Motivated by his girlfriend’s illness, Greene is managing the Friends of Dani team in the annual Light the Nights Walk, sponsored by the Leukemia and Lymphoma Society.
Last year, Dani’s team raised approximately $800 for the society and this year Greene hopes to exceed that mark.
Last year Shotel had been diagnosed just before the walk and couldn’t take part. But this year she is looking forward to the walk. Participation on her team is not limited to those who know Shotel personally. “Anybody who’s supporting it can join,” Shotel said.
DANI HAS RETURNED to work, although in a different capacity than before her transplant. “[The school system] really made it so I could come to work every day,” Shotel said.
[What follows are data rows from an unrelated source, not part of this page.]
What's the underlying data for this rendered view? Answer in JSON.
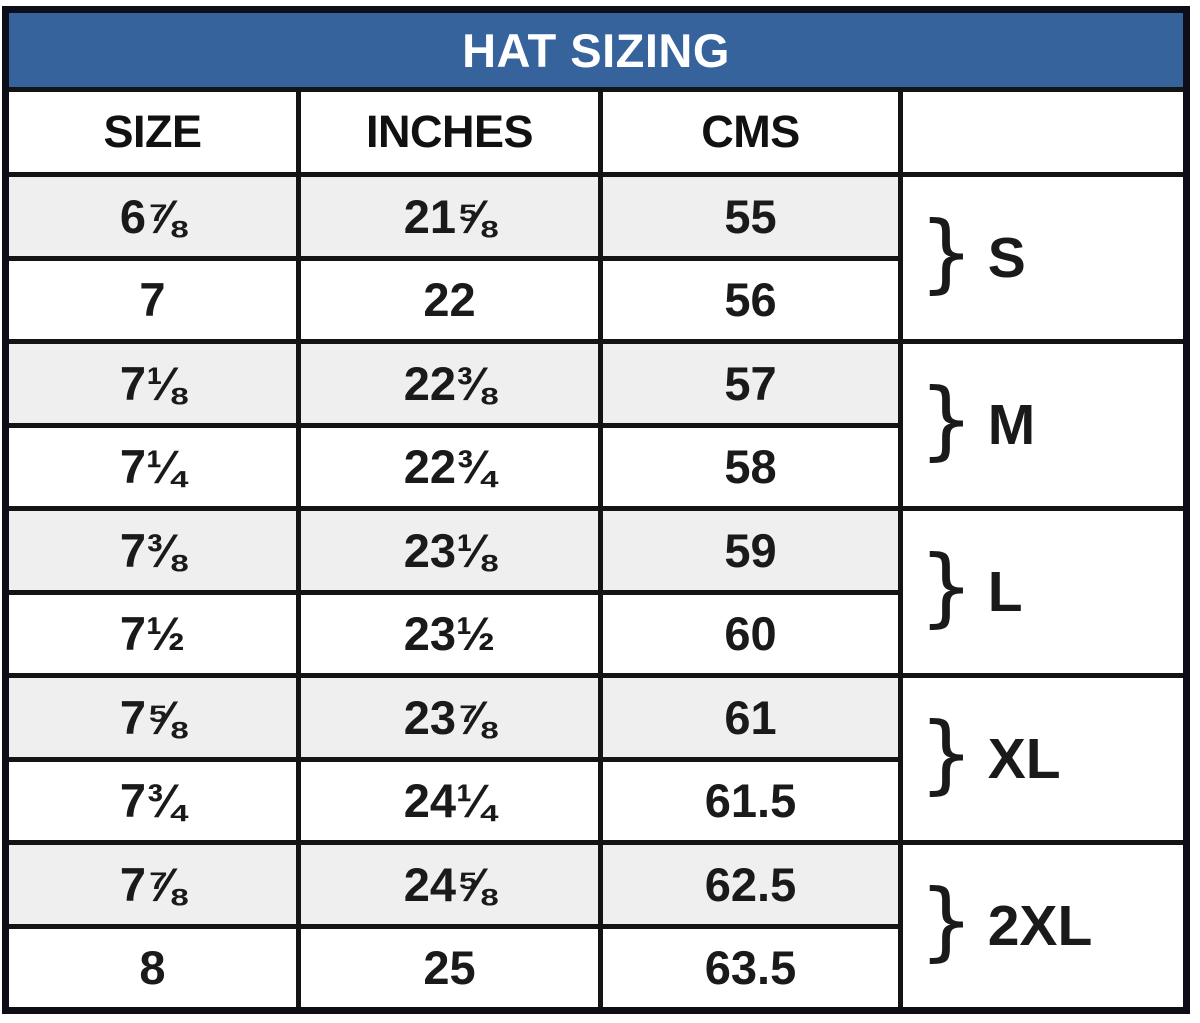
{
  "title": "HAT SIZING",
  "columns": {
    "size": "SIZE",
    "inches": "INCHES",
    "cms": "CMS",
    "group": ""
  },
  "rows": [
    {
      "size": "6⅞",
      "inches": "21⅝",
      "cms": "55"
    },
    {
      "size": "7",
      "inches": "22",
      "cms": "56"
    },
    {
      "size": "7⅛",
      "inches": "22⅜",
      "cms": "57"
    },
    {
      "size": "7¼",
      "inches": "22¾",
      "cms": "58"
    },
    {
      "size": "7⅜",
      "inches": "23⅛",
      "cms": "59"
    },
    {
      "size": "7½",
      "inches": "23½",
      "cms": "60"
    },
    {
      "size": "7⅝",
      "inches": "23⅞",
      "cms": "61"
    },
    {
      "size": "7¾",
      "inches": "24¼",
      "cms": "61.5"
    },
    {
      "size": "7⅞",
      "inches": "24⅝",
      "cms": "62.5"
    },
    {
      "size": "8",
      "inches": "25",
      "cms": "63.5"
    }
  ],
  "groups": [
    {
      "brace": "}",
      "label": "S"
    },
    {
      "brace": "}",
      "label": "M"
    },
    {
      "brace": "}",
      "label": "L"
    },
    {
      "brace": "}",
      "label": "XL"
    },
    {
      "brace": "}",
      "label": "2XL"
    }
  ],
  "colors": {
    "banner_bg": "#36639c",
    "banner_text": "#ffffff",
    "row_alt_bg": "#efefef",
    "row_bg": "#ffffff",
    "grid_line": "#141414",
    "outer_border": "#0e0e19",
    "text": "#1a1a1a"
  }
}
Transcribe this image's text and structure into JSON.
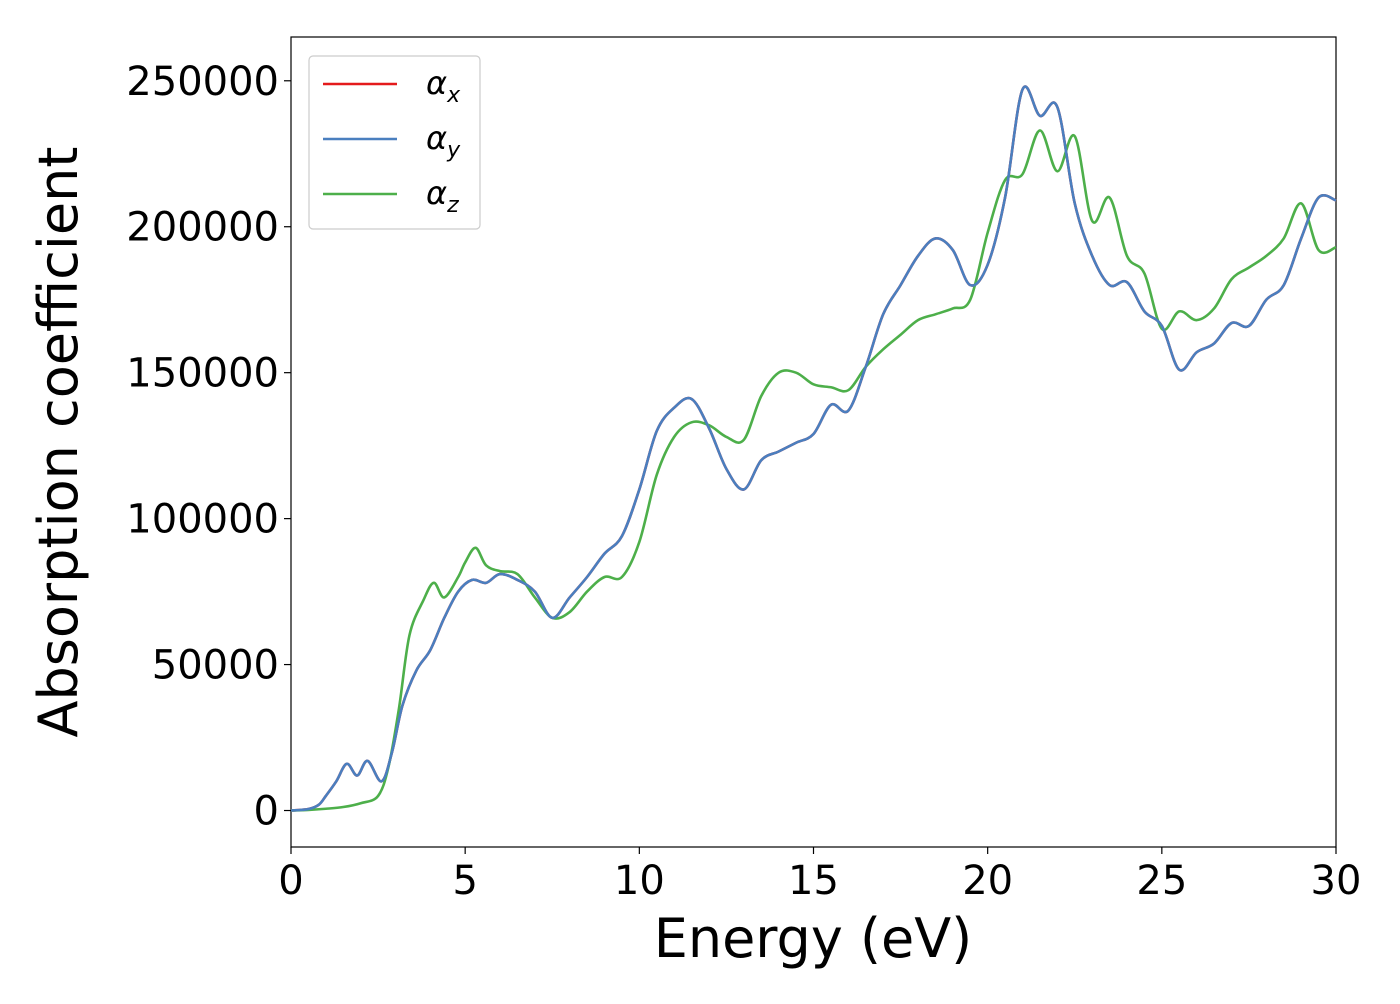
{
  "chart_data": {
    "type": "line",
    "title": "",
    "xlabel": "Energy (eV)",
    "ylabel": "Absorption coefficient",
    "xlim": [
      0,
      30
    ],
    "ylim": [
      -12500,
      265000
    ],
    "xticks": [
      "0",
      "5",
      "10",
      "15",
      "20",
      "25",
      "30"
    ],
    "yticks": [
      "0",
      "50000",
      "100000",
      "150000",
      "200000",
      "250000"
    ],
    "grid": false,
    "legend": {
      "placement": "top-left",
      "entries": [
        {
          "symbol": "α",
          "sub": "x",
          "color": "#e41a1c"
        },
        {
          "symbol": "α",
          "sub": "y",
          "color": "#4a7fbf"
        },
        {
          "symbol": "α",
          "sub": "z",
          "color": "#4daf4a"
        }
      ]
    },
    "series": [
      {
        "id": "alpha_x",
        "color": "#e41a1c",
        "x": [
          0,
          0.5,
          0.8,
          1.0,
          1.3,
          1.6,
          1.9,
          2.2,
          2.6,
          2.9,
          3.2,
          3.6,
          4.0,
          4.4,
          4.8,
          5.2,
          5.6,
          6.0,
          6.5,
          7.0,
          7.5,
          8.0,
          8.5,
          9.0,
          9.5,
          10.0,
          10.5,
          11.0,
          11.5,
          12.0,
          12.5,
          13.0,
          13.5,
          14.0,
          14.5,
          15.0,
          15.5,
          16.0,
          16.5,
          17.0,
          17.5,
          18.0,
          18.5,
          19.0,
          19.5,
          20.0,
          20.5,
          21.0,
          21.5,
          22.0,
          22.5,
          23.0,
          23.5,
          24.0,
          24.5,
          25.0,
          25.5,
          26.0,
          26.5,
          27.0,
          27.5,
          28.0,
          28.5,
          29.0,
          29.5,
          30.0
        ],
        "y": [
          0,
          500,
          2000,
          5000,
          10000,
          16000,
          12000,
          17000,
          10000,
          20000,
          36000,
          48000,
          55000,
          66000,
          75000,
          79000,
          78000,
          81000,
          79000,
          75000,
          66000,
          73000,
          80000,
          88000,
          94000,
          110000,
          130000,
          138000,
          141000,
          131000,
          117000,
          110000,
          120000,
          123000,
          126000,
          129000,
          139000,
          137000,
          152000,
          170000,
          180000,
          190000,
          196000,
          192000,
          180000,
          187000,
          210000,
          247000,
          238000,
          241000,
          208000,
          190000,
          180000,
          181000,
          171000,
          166000,
          151000,
          157000,
          160000,
          167000,
          166000,
          175000,
          180000,
          196000,
          210000,
          209000
        ]
      },
      {
        "id": "alpha_y",
        "color": "#4a7fbf",
        "x": [
          0,
          0.5,
          0.8,
          1.0,
          1.3,
          1.6,
          1.9,
          2.2,
          2.6,
          2.9,
          3.2,
          3.6,
          4.0,
          4.4,
          4.8,
          5.2,
          5.6,
          6.0,
          6.5,
          7.0,
          7.5,
          8.0,
          8.5,
          9.0,
          9.5,
          10.0,
          10.5,
          11.0,
          11.5,
          12.0,
          12.5,
          13.0,
          13.5,
          14.0,
          14.5,
          15.0,
          15.5,
          16.0,
          16.5,
          17.0,
          17.5,
          18.0,
          18.5,
          19.0,
          19.5,
          20.0,
          20.5,
          21.0,
          21.5,
          22.0,
          22.5,
          23.0,
          23.5,
          24.0,
          24.5,
          25.0,
          25.5,
          26.0,
          26.5,
          27.0,
          27.5,
          28.0,
          28.5,
          29.0,
          29.5,
          30.0
        ],
        "y": [
          0,
          500,
          2000,
          5000,
          10000,
          16000,
          12000,
          17000,
          10000,
          20000,
          36000,
          48000,
          55000,
          66000,
          75000,
          79000,
          78000,
          81000,
          79000,
          75000,
          66000,
          73000,
          80000,
          88000,
          94000,
          110000,
          130000,
          138000,
          141000,
          131000,
          117000,
          110000,
          120000,
          123000,
          126000,
          129000,
          139000,
          137000,
          152000,
          170000,
          180000,
          190000,
          196000,
          192000,
          180000,
          187000,
          210000,
          247000,
          238000,
          241000,
          208000,
          190000,
          180000,
          181000,
          171000,
          166000,
          151000,
          157000,
          160000,
          167000,
          166000,
          175000,
          180000,
          196000,
          210000,
          209000
        ]
      },
      {
        "id": "alpha_z",
        "color": "#4daf4a",
        "x": [
          0,
          0.5,
          1.0,
          1.5,
          2.0,
          2.5,
          2.8,
          3.1,
          3.4,
          3.8,
          4.1,
          4.4,
          4.8,
          5.0,
          5.3,
          5.6,
          6.0,
          6.5,
          7.0,
          7.5,
          8.0,
          8.5,
          9.0,
          9.5,
          10.0,
          10.5,
          11.0,
          11.5,
          12.0,
          12.5,
          13.0,
          13.5,
          14.0,
          14.5,
          15.0,
          15.5,
          16.0,
          16.5,
          17.0,
          17.5,
          18.0,
          18.5,
          19.0,
          19.5,
          20.0,
          20.5,
          21.0,
          21.5,
          22.0,
          22.5,
          23.0,
          23.5,
          24.0,
          24.5,
          25.0,
          25.5,
          26.0,
          26.5,
          27.0,
          27.5,
          28.0,
          28.5,
          29.0,
          29.5,
          30.0
        ],
        "y": [
          0,
          200,
          600,
          1200,
          2500,
          5000,
          15000,
          35000,
          60000,
          72000,
          78000,
          73000,
          80000,
          85000,
          90000,
          84000,
          82000,
          81000,
          73000,
          66000,
          68000,
          75000,
          80000,
          80000,
          92000,
          115000,
          128000,
          133000,
          132000,
          128000,
          127000,
          142000,
          150000,
          150000,
          146000,
          145000,
          144000,
          152000,
          158000,
          163000,
          168000,
          170000,
          172000,
          175000,
          198000,
          216000,
          218000,
          233000,
          219000,
          231000,
          202000,
          210000,
          190000,
          184000,
          165000,
          171000,
          168000,
          172000,
          182000,
          186000,
          190000,
          196000,
          208000,
          192000,
          193000
        ]
      }
    ]
  }
}
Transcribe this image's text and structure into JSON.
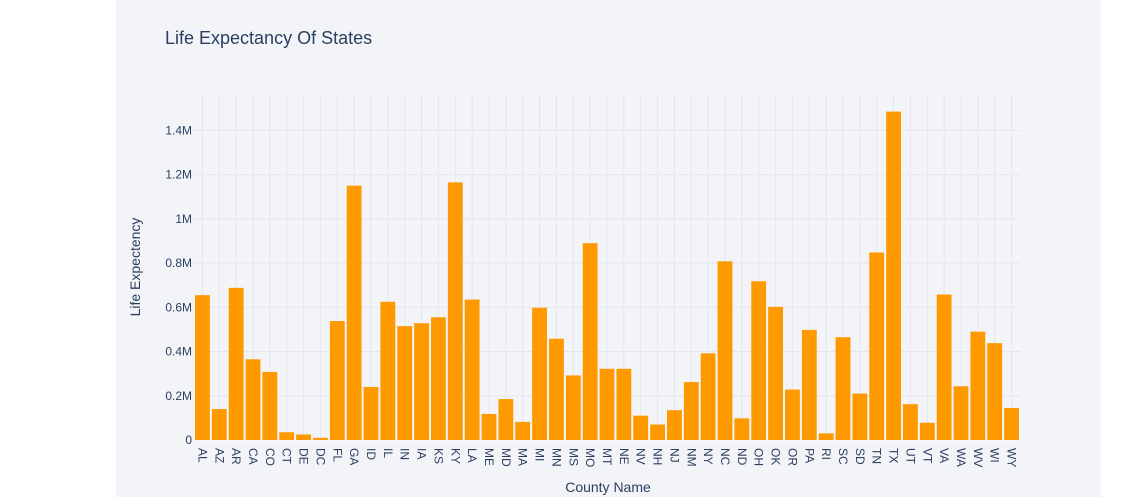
{
  "chart_data": {
    "type": "bar",
    "title": "Life Expectancy Of States",
    "xlabel": "County Name",
    "ylabel": "Life Expectency",
    "ylim": [
      0,
      1560000
    ],
    "yticks": [
      0,
      200000,
      400000,
      600000,
      800000,
      1000000,
      1200000,
      1400000
    ],
    "ytick_labels": [
      "0",
      "0.2M",
      "0.4M",
      "0.6M",
      "0.8M",
      "1M",
      "1.2M",
      "1.4M"
    ],
    "grid": true,
    "bar_color": "#ff9900",
    "background_color": "#f3f4f8",
    "categories": [
      "AL",
      "AZ",
      "AR",
      "CA",
      "CO",
      "CT",
      "DE",
      "DC",
      "FL",
      "GA",
      "ID",
      "IL",
      "IN",
      "IA",
      "KS",
      "KY",
      "LA",
      "ME",
      "MD",
      "MA",
      "MI",
      "MN",
      "MS",
      "MO",
      "MT",
      "NE",
      "NV",
      "NH",
      "NJ",
      "NM",
      "NY",
      "NC",
      "ND",
      "OH",
      "OK",
      "OR",
      "PA",
      "RI",
      "SC",
      "SD",
      "TN",
      "TX",
      "UT",
      "VT",
      "VA",
      "WA",
      "WV",
      "WI",
      "WY"
    ],
    "values": [
      655000,
      140000,
      688000,
      365000,
      308000,
      35000,
      25000,
      10000,
      538000,
      1150000,
      240000,
      625000,
      515000,
      528000,
      555000,
      1165000,
      635000,
      118000,
      185000,
      82000,
      598000,
      458000,
      292000,
      890000,
      322000,
      322000,
      110000,
      70000,
      135000,
      262000,
      392000,
      808000,
      98000,
      718000,
      602000,
      228000,
      498000,
      30000,
      465000,
      210000,
      848000,
      1485000,
      162000,
      78000,
      658000,
      243000,
      490000,
      438000,
      145000
    ]
  }
}
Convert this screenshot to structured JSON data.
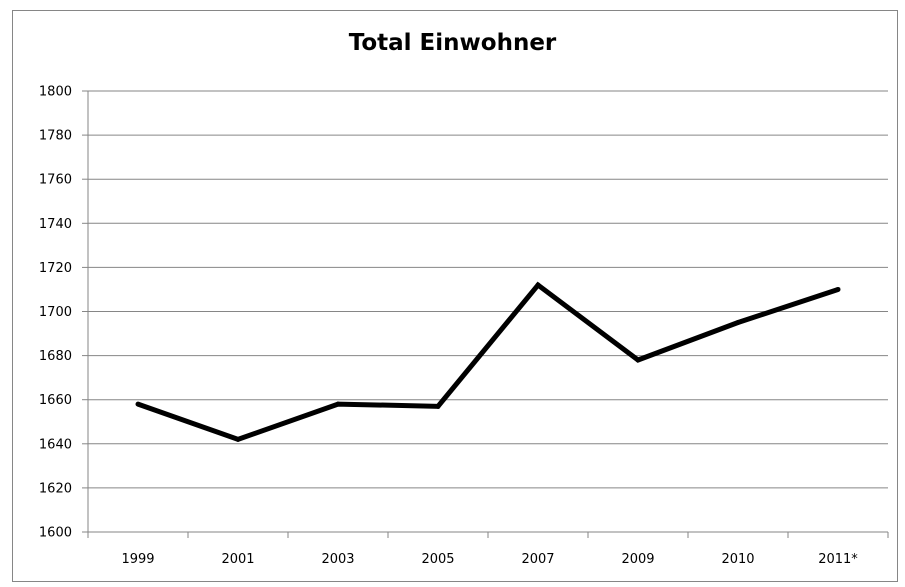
{
  "chart_data": {
    "type": "line",
    "title": "Total Einwohner",
    "xlabel": "",
    "ylabel": "",
    "categories": [
      "1999",
      "2001",
      "2003",
      "2005",
      "2007",
      "2009",
      "2010",
      "2011*"
    ],
    "series": [
      {
        "values": [
          1658,
          1642,
          1658,
          1657,
          1712,
          1678,
          1695,
          1710
        ]
      }
    ],
    "ylim": [
      1600,
      1800
    ],
    "yticks": [
      "1600",
      "1620",
      "1640",
      "1660",
      "1680",
      "1700",
      "1720",
      "1740",
      "1760",
      "1780",
      "1800"
    ],
    "grid": "horizontal",
    "legend": "none",
    "line_color": "#000000"
  }
}
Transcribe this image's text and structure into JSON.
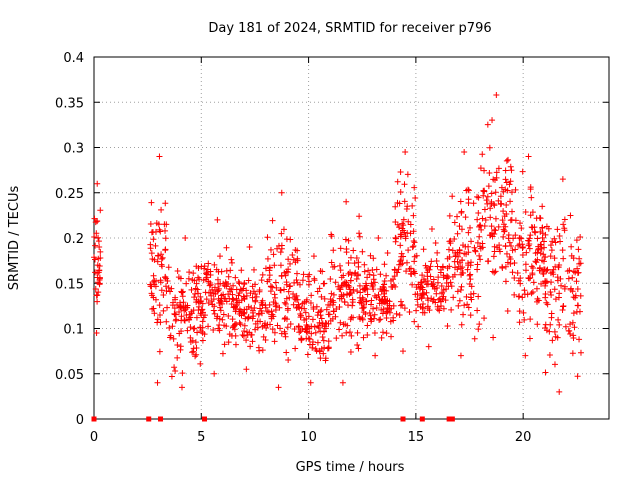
{
  "chart_data": {
    "type": "scatter",
    "title": "Day 181 of 2024, SRMTID for receiver p796",
    "xlabel": "GPS time / hours",
    "ylabel": "SRMTID / TECUs",
    "xlim": [
      0,
      24
    ],
    "ylim": [
      0,
      0.4
    ],
    "x_ticks": [
      0,
      5,
      10,
      15,
      20
    ],
    "x_tick_labels": [
      "0",
      "5",
      "10",
      "15",
      "20"
    ],
    "y_ticks": [
      0,
      0.05,
      0.1,
      0.15,
      0.2,
      0.25,
      0.3,
      0.35,
      0.4
    ],
    "y_tick_labels": [
      "0",
      "0.05",
      "0.1",
      "0.15",
      "0.2",
      "0.25",
      "0.3",
      "0.35",
      "0.4"
    ],
    "grid": true,
    "marker": "+",
    "colors": {
      "series": "#ff0000",
      "grid": "#a0a0a0",
      "axis": "#000000"
    },
    "zero_markers_x": [
      0.0,
      2.55,
      3.1,
      5.15,
      14.4,
      15.3,
      16.55,
      16.7
    ],
    "clusters": [
      {
        "x0": 0.0,
        "x1": 0.3,
        "ylo": 0.095,
        "yhi": 0.26,
        "n": 35
      },
      {
        "x0": 2.6,
        "x1": 3.5,
        "ylo": 0.04,
        "yhi": 0.29,
        "n": 70
      },
      {
        "x0": 3.5,
        "x1": 5.0,
        "ylo": 0.035,
        "yhi": 0.2,
        "n": 110
      },
      {
        "x0": 5.0,
        "x1": 6.5,
        "ylo": 0.05,
        "yhi": 0.22,
        "n": 110
      },
      {
        "x0": 6.5,
        "x1": 8.0,
        "ylo": 0.055,
        "yhi": 0.19,
        "n": 110
      },
      {
        "x0": 8.0,
        "x1": 9.5,
        "ylo": 0.035,
        "yhi": 0.25,
        "n": 110
      },
      {
        "x0": 9.5,
        "x1": 11.0,
        "ylo": 0.04,
        "yhi": 0.18,
        "n": 110
      },
      {
        "x0": 11.0,
        "x1": 12.5,
        "ylo": 0.04,
        "yhi": 0.24,
        "n": 110
      },
      {
        "x0": 12.5,
        "x1": 14.0,
        "ylo": 0.07,
        "yhi": 0.2,
        "n": 110
      },
      {
        "x0": 14.0,
        "x1": 15.0,
        "ylo": 0.075,
        "yhi": 0.295,
        "n": 80
      },
      {
        "x0": 15.0,
        "x1": 16.5,
        "ylo": 0.08,
        "yhi": 0.21,
        "n": 100
      },
      {
        "x0": 16.5,
        "x1": 18.0,
        "ylo": 0.07,
        "yhi": 0.295,
        "n": 110
      },
      {
        "x0": 18.0,
        "x1": 19.5,
        "ylo": 0.09,
        "yhi": 0.358,
        "n": 110
      },
      {
        "x0": 19.5,
        "x1": 21.0,
        "ylo": 0.07,
        "yhi": 0.29,
        "n": 110
      },
      {
        "x0": 21.0,
        "x1": 22.7,
        "ylo": 0.03,
        "yhi": 0.265,
        "n": 120
      }
    ]
  }
}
Shotel’s immune system is compromised as a result of the chemotherapy, so she is unable to have all the vaccinations necessary to work with children. As a result, Shotel has been working as a transition coordinator, assisting adults with disabilities as they integrate into the community.
Next February, one year after the transplant, she will be able to get the necessary shots and resume working with children, which she plans to do next at the start of the 2004-05 school year.
Shotel believes that her experience working with adults with disabilities can help her when she deals with parents whose children have recently been diagnosed with a disability. “I think it will help me a lot in my discussions with parents, “Shotel said. “I can tell them, there is hope.”